I am recently working on a numerical acoustics project with traditional boundary element method. The solution to the problem can be divided in the following two parts:

  1. Compute a matrix A. This will be a large dense complex matrix with size around 10000*10000. It is not guaranteed that this is a square matrix, because for some special frequencies, additional points will be added. Every element of this matrix has to be independently computed from geometry of an object, but since the data for each element is independent from that of the others, GPU can be used to facilitate this process.

  2. Solve a least square problem of min||Ax-b||. Since the matrix A has a size that is way much bigger than what can be allocated on GPU, CUDA provided libraries(cuSolver especially) are not applicable, or at least not efficient. What I plan to do is to solve this problem independently on host because the size of this problem can be handled by virtual memory. However, I don’t know if there is any BLAS library that can be used in compatibility with CUDA. I tried EIGEN, but the build failed.

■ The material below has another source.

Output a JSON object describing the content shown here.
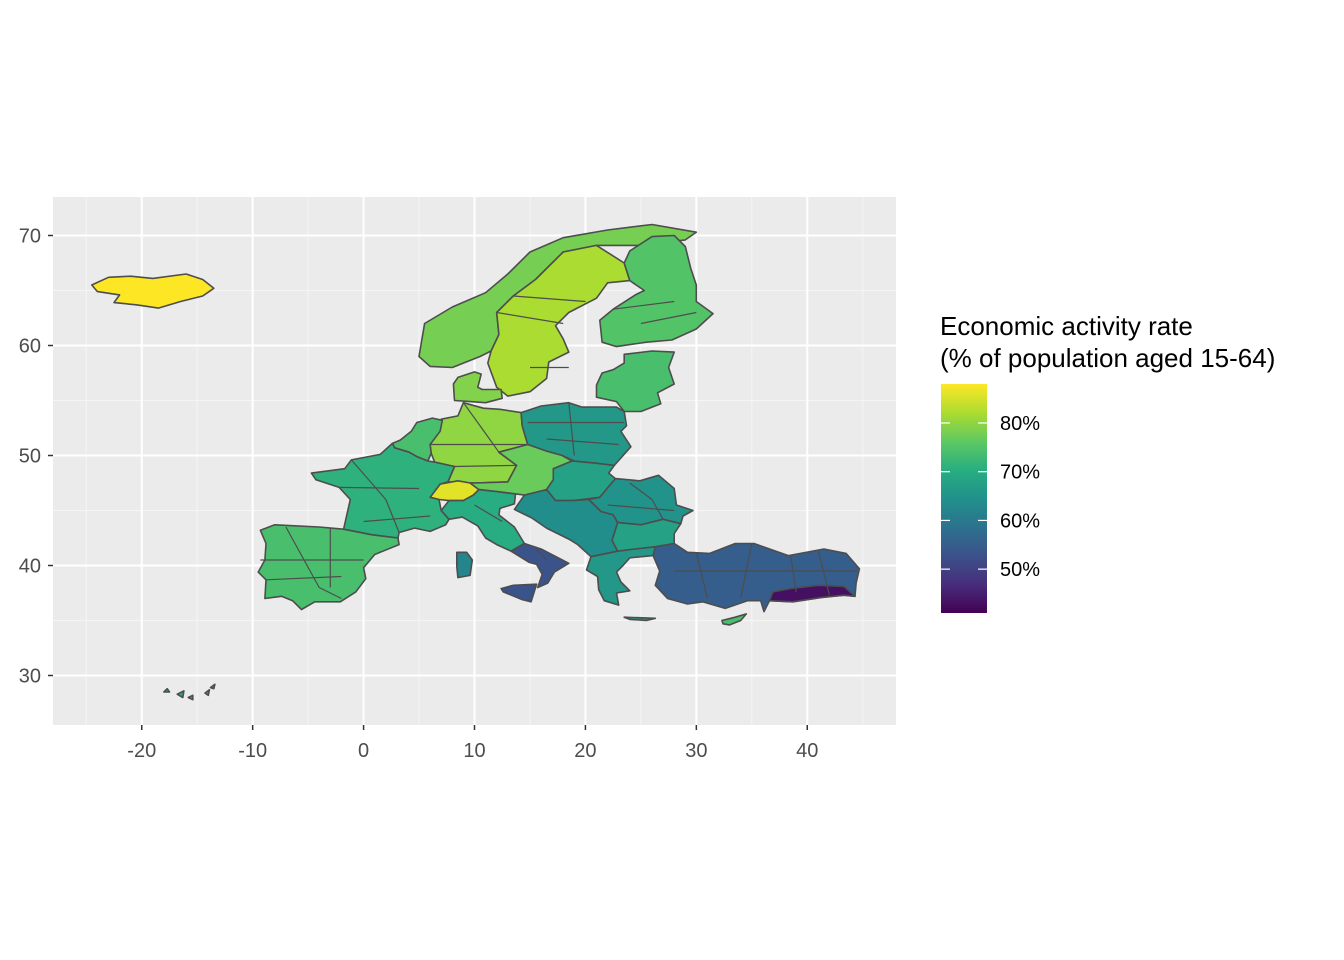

In my mind, using CUDA must not necessarily mean you will have to abandon all host based libraries. But does anyone have experience with using a host library with CUDA together? Thank you for reading this. I appreciate your interest in this problem.


What exactly do you mean by compatibility? The use of CUDA does not preclude the use of host-side libraries that are being invoked by host code. In case these are template libraries with platform-specific code (e.g. SIMD intrinsics) it is recommended to process such host code directly with the host tool chain, and use the CUDA tool chain only for the host code that directly interfaces to the GPU.

I am not familiar with your area of expertise (acoustics processing) but a dense least-squares system of dimension ~10K seems unusual. Is this the best known approach to solving the underlying computational problem? In your field, are least-squares problems of this size routinely solved on CPUs? From a numerical standpoint, is the overall process generally robust (is the problem well conditioned)?